In order to resolve these issues, we are looking for a scripting solution that will replace our current template system. Options:

  1. Scribunto (development)
  2. Lua (implemented)
  3. WikiScripts (implemented) -- Archived - The development was abandoned in favour of the Scribunto extension. BillKing (talk) 02:02, 13 June 2013 (UTC)Reply[reply]
  4. Probably some JavaScript backend (Node.JS)

Objectives Edit

What do we want from the scripting system:

  1. Performance. The current headliner of the profiling is PPFrame_DOM::expand. The scripting solution must allow us to render pages like en:Barack Obama in much less time than 40 seconds.
  2. Portability. Parser functions are currently the most popular MediaWiki extension and our templates are reused all around the world. If we choose the solution that would require users to have something unportable (for example, do not support Windows or require PHP extension most hostings do not have), that may have serious negative impact on our vision.
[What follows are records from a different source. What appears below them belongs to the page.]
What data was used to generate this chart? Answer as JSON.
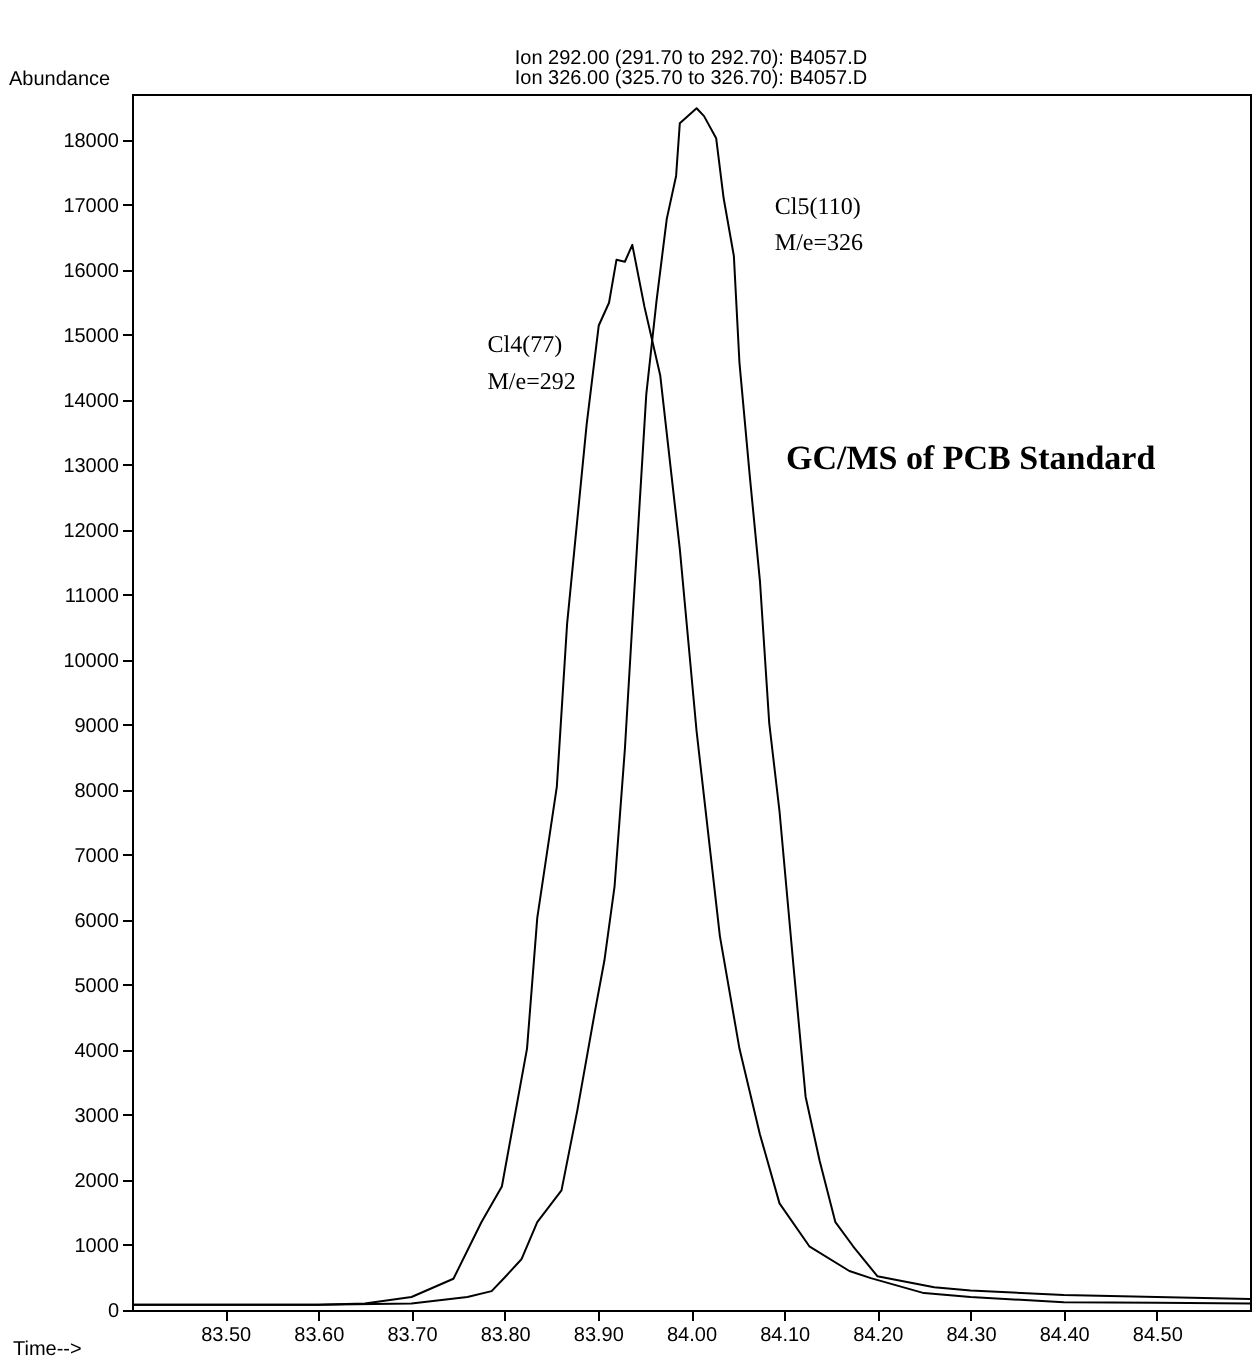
{
  "chart_data": {
    "type": "line",
    "title": "GC/MS of PCB Standard",
    "xlabel": "Time-->",
    "ylabel": "Abundance",
    "annotations": [
      "Ion 292.00 (291.70 to 292.70): B4057.D",
      "Ion 326.00 (325.70 to 326.70): B4057.D",
      "Cl4(77)",
      "M/e=292",
      "Cl5(110)",
      "M/e=326"
    ],
    "xlim": [
      83.4,
      84.6
    ],
    "ylim": [
      0,
      18700
    ],
    "xticks": [
      {
        "value": 83.5,
        "label": "83.50"
      },
      {
        "value": 83.6,
        "label": "83.60"
      },
      {
        "value": 83.7,
        "label": "83.70"
      },
      {
        "value": 83.8,
        "label": "83.80"
      },
      {
        "value": 83.9,
        "label": "83.90"
      },
      {
        "value": 84.0,
        "label": "84.00"
      },
      {
        "value": 84.1,
        "label": "84.10"
      },
      {
        "value": 84.2,
        "label": "84.20"
      },
      {
        "value": 84.3,
        "label": "84.30"
      },
      {
        "value": 84.4,
        "label": "84.40"
      },
      {
        "value": 84.5,
        "label": "84.50"
      }
    ],
    "yticks": [
      0,
      1000,
      2000,
      3000,
      4000,
      5000,
      6000,
      7000,
      8000,
      9000,
      10000,
      11000,
      12000,
      13000,
      14000,
      15000,
      16000,
      17000,
      18000
    ],
    "grid": false,
    "marker": "none",
    "line_style": "solid",
    "series": [
      {
        "color": "#000000",
        "x": [
          83.4,
          83.5,
          83.6,
          83.65,
          83.7,
          83.745,
          83.775,
          83.797,
          83.824,
          83.835,
          83.856,
          83.867,
          83.888,
          83.901,
          83.912,
          83.92,
          83.929,
          83.937,
          83.95,
          83.967,
          83.988,
          84.006,
          84.031,
          84.052,
          84.074,
          84.095,
          84.127,
          84.17,
          84.193,
          84.25,
          84.3,
          84.4,
          84.5,
          84.6
        ],
        "values": [
          80,
          80,
          80,
          100,
          200,
          480,
          1350,
          1900,
          4020,
          6030,
          8050,
          10550,
          13620,
          15140,
          15490,
          16150,
          16120,
          16380,
          15430,
          14370,
          11700,
          8900,
          5750,
          4020,
          2700,
          1640,
          980,
          600,
          490,
          260,
          200,
          120,
          110,
          100
        ]
      },
      {
        "color": "#000000",
        "x": [
          83.4,
          83.5,
          83.6,
          83.7,
          83.76,
          83.786,
          83.8,
          83.818,
          83.835,
          83.861,
          83.878,
          83.897,
          83.907,
          83.918,
          83.929,
          83.937,
          83.952,
          83.963,
          83.974,
          83.984,
          83.988,
          84.006,
          84.014,
          84.027,
          84.035,
          84.046,
          84.052,
          84.063,
          84.074,
          84.084,
          84.095,
          84.11,
          84.123,
          84.138,
          84.155,
          84.174,
          84.2,
          84.261,
          84.3,
          84.4,
          84.5,
          84.6
        ],
        "values": [
          80,
          80,
          80,
          100,
          200,
          290,
          500,
          780,
          1350,
          1840,
          3070,
          4600,
          5370,
          6520,
          8620,
          10550,
          14080,
          15520,
          16780,
          17440,
          18250,
          18480,
          18360,
          18020,
          17100,
          16210,
          14570,
          12840,
          11210,
          9020,
          7670,
          5290,
          3280,
          2300,
          1350,
          980,
          520,
          350,
          300,
          230,
          200,
          170
        ]
      }
    ]
  }
}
    • This imposes restriction on dual-implementation of the scripts. If we have solution A (in PHP) and solution B (faster version in C used on WMF), they must implement equal features, not a subset. If you have certain features in implementation B and do not have those features in implementation A, the users of B will soon start using those non-compliant features and their code will become non-reusable for the users of A.
  3. Sandboxing. Users must not be allowed to abuse the server resources using the scripting language. The solution must be protected from DoS attacks and security exploits.
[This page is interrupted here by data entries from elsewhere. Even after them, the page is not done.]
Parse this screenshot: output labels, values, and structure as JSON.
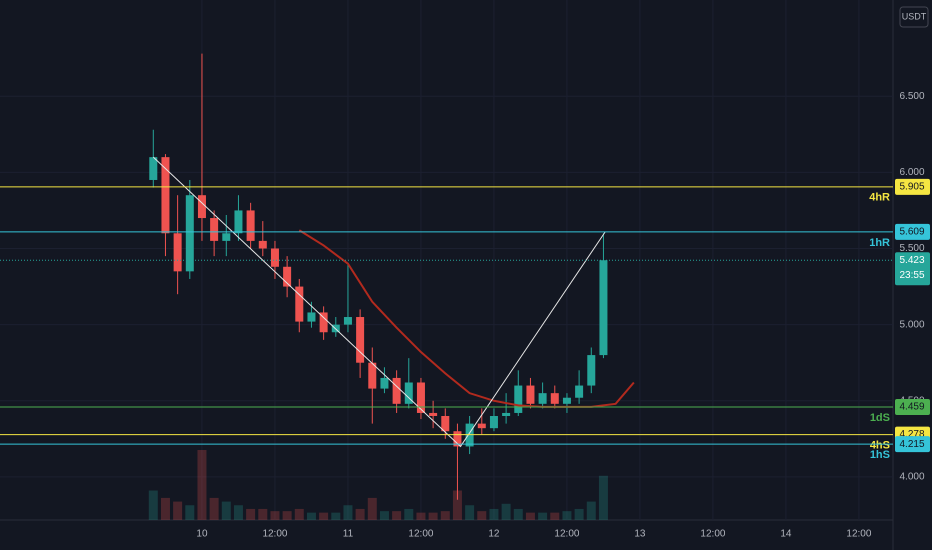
{
  "chart_data": {
    "type": "candlestick",
    "currency": "USDT",
    "x": [
      -8,
      -6,
      -4,
      -2,
      0,
      2,
      4,
      6,
      8,
      10,
      12,
      14,
      16,
      18,
      20,
      22,
      24,
      26,
      28,
      30,
      32,
      34,
      36,
      38,
      40,
      42,
      44,
      46,
      48,
      50,
      52,
      54,
      56,
      58,
      60,
      62,
      64,
      66
    ],
    "open": [
      5.95,
      6.1,
      5.6,
      5.35,
      5.85,
      5.7,
      5.55,
      5.6,
      5.75,
      5.55,
      5.5,
      5.38,
      5.25,
      5.02,
      5.08,
      4.95,
      5.0,
      5.05,
      4.75,
      4.58,
      4.65,
      4.48,
      4.62,
      4.42,
      4.4,
      4.3,
      4.2,
      4.35,
      4.32,
      4.4,
      4.42,
      4.6,
      4.48,
      4.55,
      4.48,
      4.52,
      4.6,
      4.8
    ],
    "high": [
      6.28,
      6.12,
      5.85,
      5.95,
      6.78,
      5.75,
      5.72,
      5.85,
      5.8,
      5.68,
      5.55,
      5.45,
      5.3,
      5.15,
      5.12,
      5.05,
      5.4,
      5.1,
      4.85,
      4.72,
      4.7,
      4.78,
      4.65,
      4.5,
      4.45,
      4.35,
      4.4,
      4.45,
      4.45,
      4.55,
      4.7,
      4.65,
      4.62,
      4.6,
      4.55,
      4.7,
      4.85,
      5.6
    ],
    "low": [
      5.9,
      5.45,
      5.2,
      5.3,
      5.55,
      5.45,
      5.45,
      5.55,
      5.5,
      5.45,
      5.3,
      5.18,
      4.95,
      4.98,
      4.9,
      4.92,
      4.95,
      4.65,
      4.35,
      4.55,
      4.42,
      4.45,
      4.38,
      4.32,
      4.25,
      3.85,
      4.15,
      4.28,
      4.3,
      4.35,
      4.4,
      4.45,
      4.45,
      4.45,
      4.42,
      4.48,
      4.55,
      4.78
    ],
    "close": [
      6.1,
      5.6,
      5.35,
      5.85,
      5.7,
      5.55,
      5.6,
      5.75,
      5.55,
      5.5,
      5.38,
      5.25,
      5.02,
      5.08,
      4.95,
      5.0,
      5.05,
      4.75,
      4.58,
      4.65,
      4.48,
      4.62,
      4.42,
      4.4,
      4.3,
      4.2,
      4.35,
      4.32,
      4.4,
      4.42,
      4.6,
      4.48,
      4.55,
      4.48,
      4.52,
      4.6,
      4.8,
      5.423
    ],
    "volume": [
      40,
      30,
      25,
      20,
      95,
      30,
      25,
      20,
      15,
      15,
      12,
      12,
      15,
      10,
      10,
      10,
      20,
      15,
      30,
      12,
      12,
      15,
      10,
      10,
      12,
      40,
      20,
      12,
      15,
      22,
      15,
      10,
      10,
      10,
      12,
      15,
      25,
      60
    ],
    "up_color": "#26a69a",
    "down_color": "#ef5350",
    "countdown": "23:55",
    "moving_average": {
      "color": "#b22a1e",
      "x": [
        16,
        20,
        24,
        28,
        32,
        36,
        40,
        44,
        48,
        52,
        56,
        60,
        64,
        68,
        71
      ],
      "values": [
        5.62,
        5.52,
        5.4,
        5.15,
        4.98,
        4.82,
        4.68,
        4.55,
        4.5,
        4.47,
        4.46,
        4.46,
        4.46,
        4.48,
        4.62
      ]
    },
    "trend_line": {
      "color": "#e6e6e6",
      "x": [
        -8,
        42.5,
        66.3
      ],
      "values": [
        6.1,
        4.2,
        5.61
      ]
    },
    "levels": [
      {
        "name": "4hR",
        "value": 5.905,
        "color": "#f5e642"
      },
      {
        "name": "1hR",
        "value": 5.609,
        "color": "#35c4d9"
      },
      {
        "name": "1dS",
        "value": 4.459,
        "color": "#4caf50"
      },
      {
        "name": "4hS",
        "value": 4.278,
        "color": "#f5e642"
      },
      {
        "name": "1hS",
        "value": 4.215,
        "color": "#35c4d9"
      }
    ],
    "xlim": [
      -33.2,
      113.6
    ],
    "xticks": [
      {
        "value": 0,
        "label": "10"
      },
      {
        "value": 12,
        "label": "12:00"
      },
      {
        "value": 24,
        "label": "11"
      },
      {
        "value": 36,
        "label": "12:00"
      },
      {
        "value": 48,
        "label": "12"
      },
      {
        "value": 60,
        "label": "12:00"
      },
      {
        "value": 72,
        "label": "13"
      },
      {
        "value": 84,
        "label": "12:00"
      },
      {
        "value": 96,
        "label": "14"
      },
      {
        "value": 108,
        "label": "12:00"
      }
    ],
    "ylim": [
      3.717,
      7.132
    ],
    "yticks": [
      {
        "value": 4,
        "label": "4.000"
      },
      {
        "value": 4.5,
        "label": "4.500"
      },
      {
        "value": 5,
        "label": "5.000"
      },
      {
        "value": 5.5,
        "label": "5.500"
      },
      {
        "value": 6,
        "label": "6.000"
      },
      {
        "value": 6.5,
        "label": "6.500"
      }
    ],
    "grid": true
  }
}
    Determinism. The same script with the same engine configuration must always produce the same result. Two backends must always produce the same result (see portability note above).
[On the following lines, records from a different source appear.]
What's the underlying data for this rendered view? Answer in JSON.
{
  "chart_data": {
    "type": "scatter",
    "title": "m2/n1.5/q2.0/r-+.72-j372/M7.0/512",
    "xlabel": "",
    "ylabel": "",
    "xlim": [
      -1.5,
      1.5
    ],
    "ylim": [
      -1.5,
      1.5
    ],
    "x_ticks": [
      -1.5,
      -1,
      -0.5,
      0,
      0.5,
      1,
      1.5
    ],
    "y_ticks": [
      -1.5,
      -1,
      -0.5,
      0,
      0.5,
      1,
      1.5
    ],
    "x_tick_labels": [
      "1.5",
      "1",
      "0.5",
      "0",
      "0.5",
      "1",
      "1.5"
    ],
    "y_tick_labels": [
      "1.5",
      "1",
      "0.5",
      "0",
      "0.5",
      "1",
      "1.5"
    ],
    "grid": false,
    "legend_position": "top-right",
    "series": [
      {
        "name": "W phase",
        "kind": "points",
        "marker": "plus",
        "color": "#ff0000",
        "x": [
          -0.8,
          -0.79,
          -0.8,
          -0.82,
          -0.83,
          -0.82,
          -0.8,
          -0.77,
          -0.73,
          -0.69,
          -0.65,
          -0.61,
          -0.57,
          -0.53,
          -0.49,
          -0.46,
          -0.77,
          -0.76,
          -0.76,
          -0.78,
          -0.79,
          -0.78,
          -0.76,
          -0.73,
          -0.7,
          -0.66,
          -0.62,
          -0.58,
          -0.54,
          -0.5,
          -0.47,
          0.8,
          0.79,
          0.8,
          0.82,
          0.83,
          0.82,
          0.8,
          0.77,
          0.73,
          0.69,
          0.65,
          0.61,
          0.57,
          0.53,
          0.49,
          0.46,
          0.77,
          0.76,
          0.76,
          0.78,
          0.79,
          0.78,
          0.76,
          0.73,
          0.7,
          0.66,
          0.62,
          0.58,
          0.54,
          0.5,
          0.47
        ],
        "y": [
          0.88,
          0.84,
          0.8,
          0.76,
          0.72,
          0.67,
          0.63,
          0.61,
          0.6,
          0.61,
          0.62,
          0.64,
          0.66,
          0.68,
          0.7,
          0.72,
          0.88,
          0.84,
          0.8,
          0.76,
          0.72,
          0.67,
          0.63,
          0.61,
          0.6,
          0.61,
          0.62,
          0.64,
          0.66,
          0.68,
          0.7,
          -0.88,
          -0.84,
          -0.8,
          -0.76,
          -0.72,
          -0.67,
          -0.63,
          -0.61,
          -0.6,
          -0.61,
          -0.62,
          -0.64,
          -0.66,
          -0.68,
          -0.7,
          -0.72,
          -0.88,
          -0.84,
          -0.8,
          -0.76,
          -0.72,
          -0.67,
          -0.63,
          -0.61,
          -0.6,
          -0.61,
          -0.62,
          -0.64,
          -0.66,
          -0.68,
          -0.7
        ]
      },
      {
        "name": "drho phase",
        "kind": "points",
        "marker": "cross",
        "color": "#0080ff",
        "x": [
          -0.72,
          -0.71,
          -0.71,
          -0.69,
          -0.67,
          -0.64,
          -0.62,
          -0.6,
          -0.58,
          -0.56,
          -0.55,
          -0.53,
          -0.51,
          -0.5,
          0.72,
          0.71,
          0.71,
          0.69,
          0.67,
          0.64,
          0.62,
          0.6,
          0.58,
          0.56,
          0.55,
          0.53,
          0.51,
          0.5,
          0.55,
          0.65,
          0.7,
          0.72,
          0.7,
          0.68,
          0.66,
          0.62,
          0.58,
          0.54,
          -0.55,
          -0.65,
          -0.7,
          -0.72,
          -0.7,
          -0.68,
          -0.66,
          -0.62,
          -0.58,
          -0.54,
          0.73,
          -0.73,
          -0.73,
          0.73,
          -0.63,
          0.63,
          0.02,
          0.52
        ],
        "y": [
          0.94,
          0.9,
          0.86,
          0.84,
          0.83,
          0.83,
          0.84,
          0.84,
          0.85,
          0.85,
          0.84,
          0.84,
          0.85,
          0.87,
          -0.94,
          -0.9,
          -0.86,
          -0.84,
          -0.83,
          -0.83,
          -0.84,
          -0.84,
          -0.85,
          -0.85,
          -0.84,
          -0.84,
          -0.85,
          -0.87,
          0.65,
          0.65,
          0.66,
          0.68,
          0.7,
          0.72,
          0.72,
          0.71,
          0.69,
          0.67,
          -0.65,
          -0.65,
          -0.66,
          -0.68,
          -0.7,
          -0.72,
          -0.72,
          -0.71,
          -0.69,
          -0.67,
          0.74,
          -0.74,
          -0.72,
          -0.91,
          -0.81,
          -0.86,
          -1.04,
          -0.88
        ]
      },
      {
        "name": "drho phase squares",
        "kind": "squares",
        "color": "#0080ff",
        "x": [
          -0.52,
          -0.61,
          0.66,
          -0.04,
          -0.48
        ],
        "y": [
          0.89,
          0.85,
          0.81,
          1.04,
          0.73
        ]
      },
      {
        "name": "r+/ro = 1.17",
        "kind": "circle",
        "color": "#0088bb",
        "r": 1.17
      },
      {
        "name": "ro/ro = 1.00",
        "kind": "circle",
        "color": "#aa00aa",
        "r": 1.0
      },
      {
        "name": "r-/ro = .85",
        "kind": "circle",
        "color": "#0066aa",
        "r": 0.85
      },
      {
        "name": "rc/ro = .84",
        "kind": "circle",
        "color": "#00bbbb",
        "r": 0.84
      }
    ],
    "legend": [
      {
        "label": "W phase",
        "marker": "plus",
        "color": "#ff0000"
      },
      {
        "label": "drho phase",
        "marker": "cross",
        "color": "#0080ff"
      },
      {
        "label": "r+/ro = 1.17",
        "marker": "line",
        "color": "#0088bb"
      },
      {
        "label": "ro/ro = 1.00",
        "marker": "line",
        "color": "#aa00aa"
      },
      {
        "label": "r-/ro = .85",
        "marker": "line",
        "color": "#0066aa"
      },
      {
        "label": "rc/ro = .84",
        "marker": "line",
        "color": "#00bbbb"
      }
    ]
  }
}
    • When combined with portability requirement, this also shows why things like CPU limit are bad for sandboxing. CPU time on different machines would be different.
    • I don't think I agree with this. Using CPU limits will allow scripts to become more complex and do more useful things as the system which executes them improves. And CPU limits are more closely related to the actual server costs than any deterministic proxy. The negative effects of having a script succeed on one server and fail on another can be mitigated in other ways, such as by having a "warning" limit, where an attempt to save a page is rejected and an error message is displayed to the user, and a hard limit, where the render is aborted regardless of the calling context. -- Tim Starling 04:10, 6 September 2011 (UTC)Reply[reply]
      Agreed. Striking this out. vvvt 20:53, 29 January 2012 (UTC)Reply[reply]
  4. Extensibility. We would need to insert our own functions into that language to allow users interact more easily with MediaWiki.
  5. Isolation. No template should be able to affect the execution of any other template except by transcluding another template and passing arguments into it. Due to fact that each template is stored on a separate page, such non-local effects would be difficult to debug.
    • It's not clear to me whether this is a useful goal. Extension:Lua makes a feature out of its lack of isolation, allowing variables to be defined by one template and then used by another template. It's true that this behaviour does have some negative consequences, such as exposing the empty expansion cache to the user. -- Tim Starling 04:10, 6 September 2011 (UTC)Reply[reply]
      Those variables are essentially globals, and it would be a pain to control how they get defined, where, as well as to detect all possible name collisions and double-transclusions of the same template. I do not think that forcing users to insert C-style header safeguards in the "library" templates is good idea. IMO we should force users to write modules on separate pages (like CommonJS), it is safer and allows to apply code editor and highlight vvvt 08:26, 9 September 2011 (UTC)Reply[reply]
  6. Usability. Ease of use, learning time, as well as presence of syntax highlighting and code editor.